Geologic summary: The complex dominantly andesitic Soufrière Hills volcano occupies the southern half of the island of Montserrat. The summit area consists primarily of a series of lava domes emplaced along an ESE-trending zone. English’s Crater, a 1-km-wide crater breached widely to the E, was formed during an eruption about 4,000 years ago in which the summit collapsed, producing a large submarine debris avalanche. Block-and-ash flow and surge deposits associated with dome growth predominate in flank deposits at Soufrière Hills. Non-eruptive seismic swarms occurred at 30-year intervals in the 20th century, but with the exception of a 17th-century eruption that produced the Castle Peak lava dome, no historical eruptions were recorded on Montserrat until 1995. Long-term small-to-moderate ash eruptions beginning in that year were later accompanied by lava-dome growth andpyroclastic flows that forced evacuation of the southern half of the island and ultimately destroyed the capital city of Plymouth, causing major social and economic disruption.

TUNGURAHUA

Ecuador 1.467°S, 78.442°W; summit elev. 5023 m
IG reported that during 25-30 April visual observations of Tungurahua were occasionally limited due to cloud cover.
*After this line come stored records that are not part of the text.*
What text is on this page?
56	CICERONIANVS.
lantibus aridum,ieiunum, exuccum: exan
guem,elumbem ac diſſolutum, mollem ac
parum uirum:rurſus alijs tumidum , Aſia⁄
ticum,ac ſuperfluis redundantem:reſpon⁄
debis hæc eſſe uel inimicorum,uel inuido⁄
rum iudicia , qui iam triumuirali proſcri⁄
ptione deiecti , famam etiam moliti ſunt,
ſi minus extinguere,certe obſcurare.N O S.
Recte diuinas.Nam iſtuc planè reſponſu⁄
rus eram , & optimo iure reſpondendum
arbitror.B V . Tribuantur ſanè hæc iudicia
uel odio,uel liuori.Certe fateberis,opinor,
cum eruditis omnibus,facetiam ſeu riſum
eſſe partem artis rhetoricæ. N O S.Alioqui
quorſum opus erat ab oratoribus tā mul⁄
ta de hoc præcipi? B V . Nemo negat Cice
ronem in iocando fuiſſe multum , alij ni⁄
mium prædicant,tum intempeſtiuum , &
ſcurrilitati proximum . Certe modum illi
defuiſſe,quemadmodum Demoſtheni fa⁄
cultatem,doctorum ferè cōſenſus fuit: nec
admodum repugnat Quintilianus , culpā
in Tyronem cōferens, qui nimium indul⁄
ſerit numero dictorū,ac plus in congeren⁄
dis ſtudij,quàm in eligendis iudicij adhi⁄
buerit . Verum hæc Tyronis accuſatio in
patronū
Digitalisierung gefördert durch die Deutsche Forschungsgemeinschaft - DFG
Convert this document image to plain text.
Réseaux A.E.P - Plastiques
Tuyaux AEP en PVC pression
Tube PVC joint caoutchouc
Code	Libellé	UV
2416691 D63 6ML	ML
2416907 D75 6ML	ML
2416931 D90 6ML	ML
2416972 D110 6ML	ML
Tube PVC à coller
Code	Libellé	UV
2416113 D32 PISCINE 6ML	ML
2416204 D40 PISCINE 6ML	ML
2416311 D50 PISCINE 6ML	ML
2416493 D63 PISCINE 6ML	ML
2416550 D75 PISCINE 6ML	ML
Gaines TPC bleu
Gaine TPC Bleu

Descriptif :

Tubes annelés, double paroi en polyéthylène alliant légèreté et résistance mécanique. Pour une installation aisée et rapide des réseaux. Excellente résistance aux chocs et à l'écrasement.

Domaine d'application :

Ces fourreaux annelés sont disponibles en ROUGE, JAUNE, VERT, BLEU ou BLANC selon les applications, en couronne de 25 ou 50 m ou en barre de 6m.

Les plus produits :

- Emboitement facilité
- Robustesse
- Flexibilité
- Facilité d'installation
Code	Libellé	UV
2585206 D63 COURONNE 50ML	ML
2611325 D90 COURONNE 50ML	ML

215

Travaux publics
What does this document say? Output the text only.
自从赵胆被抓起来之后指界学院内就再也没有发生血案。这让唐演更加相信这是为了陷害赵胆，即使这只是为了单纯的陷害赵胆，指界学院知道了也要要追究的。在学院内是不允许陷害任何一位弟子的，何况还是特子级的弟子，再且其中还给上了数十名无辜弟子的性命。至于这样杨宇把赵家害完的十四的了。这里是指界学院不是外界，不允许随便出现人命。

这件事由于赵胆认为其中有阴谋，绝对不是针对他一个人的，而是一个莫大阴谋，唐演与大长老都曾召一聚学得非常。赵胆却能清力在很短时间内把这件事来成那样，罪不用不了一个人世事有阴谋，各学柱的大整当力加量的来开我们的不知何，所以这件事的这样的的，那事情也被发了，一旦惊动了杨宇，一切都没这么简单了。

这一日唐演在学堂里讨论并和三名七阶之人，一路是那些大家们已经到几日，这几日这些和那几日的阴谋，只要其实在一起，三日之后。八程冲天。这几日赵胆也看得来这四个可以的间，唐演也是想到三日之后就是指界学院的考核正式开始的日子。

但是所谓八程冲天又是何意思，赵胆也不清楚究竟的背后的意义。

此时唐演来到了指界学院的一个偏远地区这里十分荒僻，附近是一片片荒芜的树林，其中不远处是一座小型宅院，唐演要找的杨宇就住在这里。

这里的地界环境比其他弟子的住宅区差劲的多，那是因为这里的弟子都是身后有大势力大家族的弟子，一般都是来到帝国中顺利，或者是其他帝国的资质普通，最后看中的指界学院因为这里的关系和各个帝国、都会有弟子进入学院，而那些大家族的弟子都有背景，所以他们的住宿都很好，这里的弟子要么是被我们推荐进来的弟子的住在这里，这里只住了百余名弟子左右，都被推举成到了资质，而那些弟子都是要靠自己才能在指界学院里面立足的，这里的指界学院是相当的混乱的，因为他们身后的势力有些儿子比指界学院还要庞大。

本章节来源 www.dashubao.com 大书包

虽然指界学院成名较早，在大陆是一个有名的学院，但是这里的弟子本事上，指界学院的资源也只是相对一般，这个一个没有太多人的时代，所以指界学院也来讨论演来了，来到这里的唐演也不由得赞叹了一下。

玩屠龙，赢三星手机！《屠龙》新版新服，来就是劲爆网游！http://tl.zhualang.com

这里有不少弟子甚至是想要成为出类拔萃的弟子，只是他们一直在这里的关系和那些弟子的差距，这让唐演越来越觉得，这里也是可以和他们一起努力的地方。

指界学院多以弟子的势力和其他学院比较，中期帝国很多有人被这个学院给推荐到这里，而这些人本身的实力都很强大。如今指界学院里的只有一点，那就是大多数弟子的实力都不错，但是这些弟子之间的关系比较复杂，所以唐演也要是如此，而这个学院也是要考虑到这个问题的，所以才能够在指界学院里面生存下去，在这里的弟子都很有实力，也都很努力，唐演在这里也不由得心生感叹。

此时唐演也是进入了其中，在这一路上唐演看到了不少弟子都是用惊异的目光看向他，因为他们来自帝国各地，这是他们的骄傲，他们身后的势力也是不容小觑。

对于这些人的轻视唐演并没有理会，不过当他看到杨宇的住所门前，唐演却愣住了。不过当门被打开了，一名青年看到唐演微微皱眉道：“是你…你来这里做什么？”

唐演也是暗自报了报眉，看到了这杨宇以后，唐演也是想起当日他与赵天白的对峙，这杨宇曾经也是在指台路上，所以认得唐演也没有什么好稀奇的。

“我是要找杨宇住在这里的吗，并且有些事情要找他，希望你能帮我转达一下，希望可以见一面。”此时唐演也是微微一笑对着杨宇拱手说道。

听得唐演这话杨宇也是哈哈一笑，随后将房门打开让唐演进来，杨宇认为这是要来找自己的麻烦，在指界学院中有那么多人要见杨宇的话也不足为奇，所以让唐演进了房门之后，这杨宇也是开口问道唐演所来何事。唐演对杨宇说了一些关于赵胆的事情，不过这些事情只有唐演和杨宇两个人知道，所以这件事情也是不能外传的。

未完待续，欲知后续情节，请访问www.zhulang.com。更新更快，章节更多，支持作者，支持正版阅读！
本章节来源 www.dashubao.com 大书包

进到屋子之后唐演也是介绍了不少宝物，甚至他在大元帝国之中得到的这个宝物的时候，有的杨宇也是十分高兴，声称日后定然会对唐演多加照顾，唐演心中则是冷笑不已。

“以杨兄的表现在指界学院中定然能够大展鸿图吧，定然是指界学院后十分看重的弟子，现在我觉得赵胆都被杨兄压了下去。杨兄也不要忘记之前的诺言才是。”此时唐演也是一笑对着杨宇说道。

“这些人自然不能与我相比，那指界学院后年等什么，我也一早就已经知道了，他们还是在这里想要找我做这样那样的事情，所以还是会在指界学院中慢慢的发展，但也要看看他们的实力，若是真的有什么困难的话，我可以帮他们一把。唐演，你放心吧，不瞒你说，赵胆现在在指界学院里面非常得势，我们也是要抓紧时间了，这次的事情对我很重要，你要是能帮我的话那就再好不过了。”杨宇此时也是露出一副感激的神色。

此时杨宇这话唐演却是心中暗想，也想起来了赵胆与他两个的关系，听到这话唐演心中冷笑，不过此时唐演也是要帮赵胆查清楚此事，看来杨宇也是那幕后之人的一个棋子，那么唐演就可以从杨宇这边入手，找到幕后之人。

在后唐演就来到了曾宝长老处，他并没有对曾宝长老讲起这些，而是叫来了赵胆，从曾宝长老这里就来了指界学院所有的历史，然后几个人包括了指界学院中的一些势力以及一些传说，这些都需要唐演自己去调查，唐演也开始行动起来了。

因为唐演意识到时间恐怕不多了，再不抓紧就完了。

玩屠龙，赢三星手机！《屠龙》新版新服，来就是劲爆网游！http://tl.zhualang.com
On 27 April a steam-and-ash plume rose 200 m above the crater and drifted WNW. On 30 April tremor was detected then followed by an ash plume that rose 4 km above the crater and drifted WNW. Ash fell in Manzano (8 km SW), Choglontus (SW), and Cahuají (8 km SW). At night observers in the SW noted incandescent blocks that that traveled 1.5 km down the flank. On 1 May steam-and-ash plumes drifted W producing ashfall in Bilbao (8 km W), Motilones (W), Cotaló (8 km NW), Pillate (7 km W), Chacuaco, Choglontus, Cahuají, and Manzano.
Geologic summary: The steep-sided Tungurahua stratovolcano towers more than 3 km above its northern base. It sits ~140 km S of Quito, Ecuador’s capital city, and is one of Ecuador’s most active volcanoes. Historical eruptions have all originated from the summit crater. They have been accompanied by strong explosions and sometimes bypyroclastic flows and lava flows that reached populated areas at the volcano’s base. The last major eruption took place from 1916 to 1918, although minor activity continued until 1925. The latest eruption began in October 1999 and prompted temporary evacuation of the town of Baños on the N side of the volcano.